Cattedrale metropolitana di Santa Maria Assunta e San Geminiano, Modena (Emilia)  Photo by PJ McKey

Cattedrale metropolitana di Santa Maria Assunta e San Geminiano, Modena (Emilia) Photo by PJ McKey

We are enthralled by the wonderful churches that we have seen in Italy and will be back to photograph. But the preparation will be much more difficult and I am convinced that we will need help from higher authorities who can help us communicate with both metropolitan and church officials. Until then, we are so glad to be back in France where we can go in, look, study, and then photograph to exhaustion!

Crypt, Abbazia di San Silvestro, Nonantola (Emilia-Romagna)  Photo by PJ McKey

Crypt, Abbazia di San Silvestro, Nonantola (Emilia-Romagna) Photo by PJ McKey

15 responses to “Fotographia Interruptus (Dennis Aubrey)

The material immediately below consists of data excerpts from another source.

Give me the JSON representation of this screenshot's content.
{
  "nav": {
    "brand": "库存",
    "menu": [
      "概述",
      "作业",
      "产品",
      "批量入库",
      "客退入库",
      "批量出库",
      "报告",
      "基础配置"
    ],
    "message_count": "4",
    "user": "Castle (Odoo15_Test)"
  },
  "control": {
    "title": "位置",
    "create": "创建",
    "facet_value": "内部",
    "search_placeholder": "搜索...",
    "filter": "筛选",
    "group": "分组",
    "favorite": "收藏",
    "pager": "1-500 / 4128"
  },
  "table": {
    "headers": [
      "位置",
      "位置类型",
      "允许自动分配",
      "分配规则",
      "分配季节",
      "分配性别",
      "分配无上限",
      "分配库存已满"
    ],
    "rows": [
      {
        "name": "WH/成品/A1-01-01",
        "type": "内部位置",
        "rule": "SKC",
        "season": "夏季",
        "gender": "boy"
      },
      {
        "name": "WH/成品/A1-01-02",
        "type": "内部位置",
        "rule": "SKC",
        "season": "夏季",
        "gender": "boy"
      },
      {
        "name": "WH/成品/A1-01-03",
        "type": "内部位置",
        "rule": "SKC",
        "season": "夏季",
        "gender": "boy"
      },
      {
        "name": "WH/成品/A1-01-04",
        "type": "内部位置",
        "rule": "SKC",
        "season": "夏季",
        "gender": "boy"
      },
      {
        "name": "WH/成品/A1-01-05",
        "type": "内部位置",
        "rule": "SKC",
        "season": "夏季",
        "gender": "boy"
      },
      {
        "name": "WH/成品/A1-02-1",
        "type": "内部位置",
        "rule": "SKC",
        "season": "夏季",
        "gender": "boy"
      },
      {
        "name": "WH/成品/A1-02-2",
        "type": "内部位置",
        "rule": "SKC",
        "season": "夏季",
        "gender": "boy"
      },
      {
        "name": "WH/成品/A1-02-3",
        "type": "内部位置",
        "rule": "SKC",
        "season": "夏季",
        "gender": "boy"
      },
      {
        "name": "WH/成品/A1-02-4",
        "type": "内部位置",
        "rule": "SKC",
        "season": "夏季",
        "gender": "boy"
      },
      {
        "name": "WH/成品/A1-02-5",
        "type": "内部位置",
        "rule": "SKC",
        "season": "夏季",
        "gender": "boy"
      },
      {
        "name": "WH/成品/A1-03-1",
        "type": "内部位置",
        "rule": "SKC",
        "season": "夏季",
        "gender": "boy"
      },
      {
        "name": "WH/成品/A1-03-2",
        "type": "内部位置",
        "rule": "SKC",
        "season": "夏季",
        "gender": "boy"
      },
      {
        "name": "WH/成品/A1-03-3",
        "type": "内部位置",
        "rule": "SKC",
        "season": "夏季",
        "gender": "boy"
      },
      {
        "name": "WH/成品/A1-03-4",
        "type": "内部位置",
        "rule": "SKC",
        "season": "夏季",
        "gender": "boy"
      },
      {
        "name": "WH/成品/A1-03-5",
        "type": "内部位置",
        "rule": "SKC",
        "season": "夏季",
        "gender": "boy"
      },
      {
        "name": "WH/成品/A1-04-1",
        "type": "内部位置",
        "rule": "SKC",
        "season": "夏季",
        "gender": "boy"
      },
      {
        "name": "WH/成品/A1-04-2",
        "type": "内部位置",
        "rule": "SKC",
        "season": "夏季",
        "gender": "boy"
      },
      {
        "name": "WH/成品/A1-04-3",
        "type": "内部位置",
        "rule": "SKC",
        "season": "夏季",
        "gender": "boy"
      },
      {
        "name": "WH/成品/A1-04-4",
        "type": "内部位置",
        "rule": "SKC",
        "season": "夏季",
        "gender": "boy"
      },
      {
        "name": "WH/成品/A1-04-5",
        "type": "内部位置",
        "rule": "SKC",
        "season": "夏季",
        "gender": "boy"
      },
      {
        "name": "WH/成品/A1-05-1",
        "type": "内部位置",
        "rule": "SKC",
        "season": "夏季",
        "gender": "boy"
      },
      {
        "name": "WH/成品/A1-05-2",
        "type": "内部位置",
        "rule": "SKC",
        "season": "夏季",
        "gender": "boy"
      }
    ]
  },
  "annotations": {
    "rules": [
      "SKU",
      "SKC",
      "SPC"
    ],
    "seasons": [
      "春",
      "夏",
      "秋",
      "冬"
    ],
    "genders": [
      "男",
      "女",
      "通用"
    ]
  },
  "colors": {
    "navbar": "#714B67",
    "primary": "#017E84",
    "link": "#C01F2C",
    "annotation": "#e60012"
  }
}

  1. Dennis – are you really surprised? Italy is full of “Jobsworths” who glory in exercising a little power – especially over non-Italians who don’t speak the language. And sometimes the ‘Jobsworth’s’ even contradict each-other. When I arranged a visit to L’Arsenale in Venice [using my persona as a Captain, MN, Rtd., and Marine Historian] – I had a most congenial interview with the very helpful R.Adm. in charge on my arrival, who then had his Secretary issue me with a Pass, which he signed, and a map showing me the location of my “objects of interest”. During the rest of my 7-hour visit I must have been stopped 7 or 8 times by officious underlings who either told me I couldn’t take photographs – or that I shouldn’t be in the Dockyard at all. They all “retired red-faced” when I showed them my Pass. I had a similar experience recording late-15th C. jewellery at the Villa Borghese, in Rome; – wrote to the Curator, got an interview on arrival, got permission to take pictures of the “target objects”, and did so – but not without being interrupted several times by Docents who tried to tell me that photography was forbidden, and were only silenced when the Curator assigned me an Assistant Secretary from his office to smooth matters along.

    • This sounds about right. Although I feel like most places have ‘Jobsworths,’ I feel like Italians can come across as very self-important, especially since so many of them can’t speak a word of English, let alone French or Spanish!

  2. How sad that you have encountered so many problems with the “church” officials in Italy. Your wonderful photos are just enough to whet our appetites for more. Perhaps in time when you are ready to return to Italy you will be able to find just the right person to give you carte blanc to all the Italian Romanesque churches you want to visit. Meantime I look forward to more glorious photography from France.

  3. You should apply for a Guggenheim or a Mellon or Kress grant – your work is magnificent and deserves all encouragement. I would be happy to write on your behalf. – Colin Eisler

    • Colin, we are finally back from Europe and I wanted to reply to this very kind suggestion. Is there are way we can contact you privately? We can be reached through our email contact.

  4. Did you talk to Surchamp about this? It would be interesting to know if/how things have changed. Also Jaca book was involved so perhaps they made arrangements.

    • Janet, Surchamp travelled in the Benedictine circles for the most part and stayed with the local clergy. That gave him a different access. He had more problems in France! Of course, the anti-clerical bias of some of the French was the reason for that.

  5. Beautiful, eye-popping images, Dennis. How about engaging the US Embassy or Consulate or Italian Embassy/Consulate here ?

    • Fred, so great to hear from you. We have worked with the French Consulate in the past, but the Italian consulate did not reply this year. We haven’t tried the US embassy, however!

  6. Hello, Dennis !
    That’s a well known problem with “troppo stupido Cerberus”…Remember your near escape fron “banishment” in the cathedrale d’Aix ! Some years ago, the curé of Saint Nectaire used to break some “forbidden” cameras…
    What a wonderful picture of the crypt.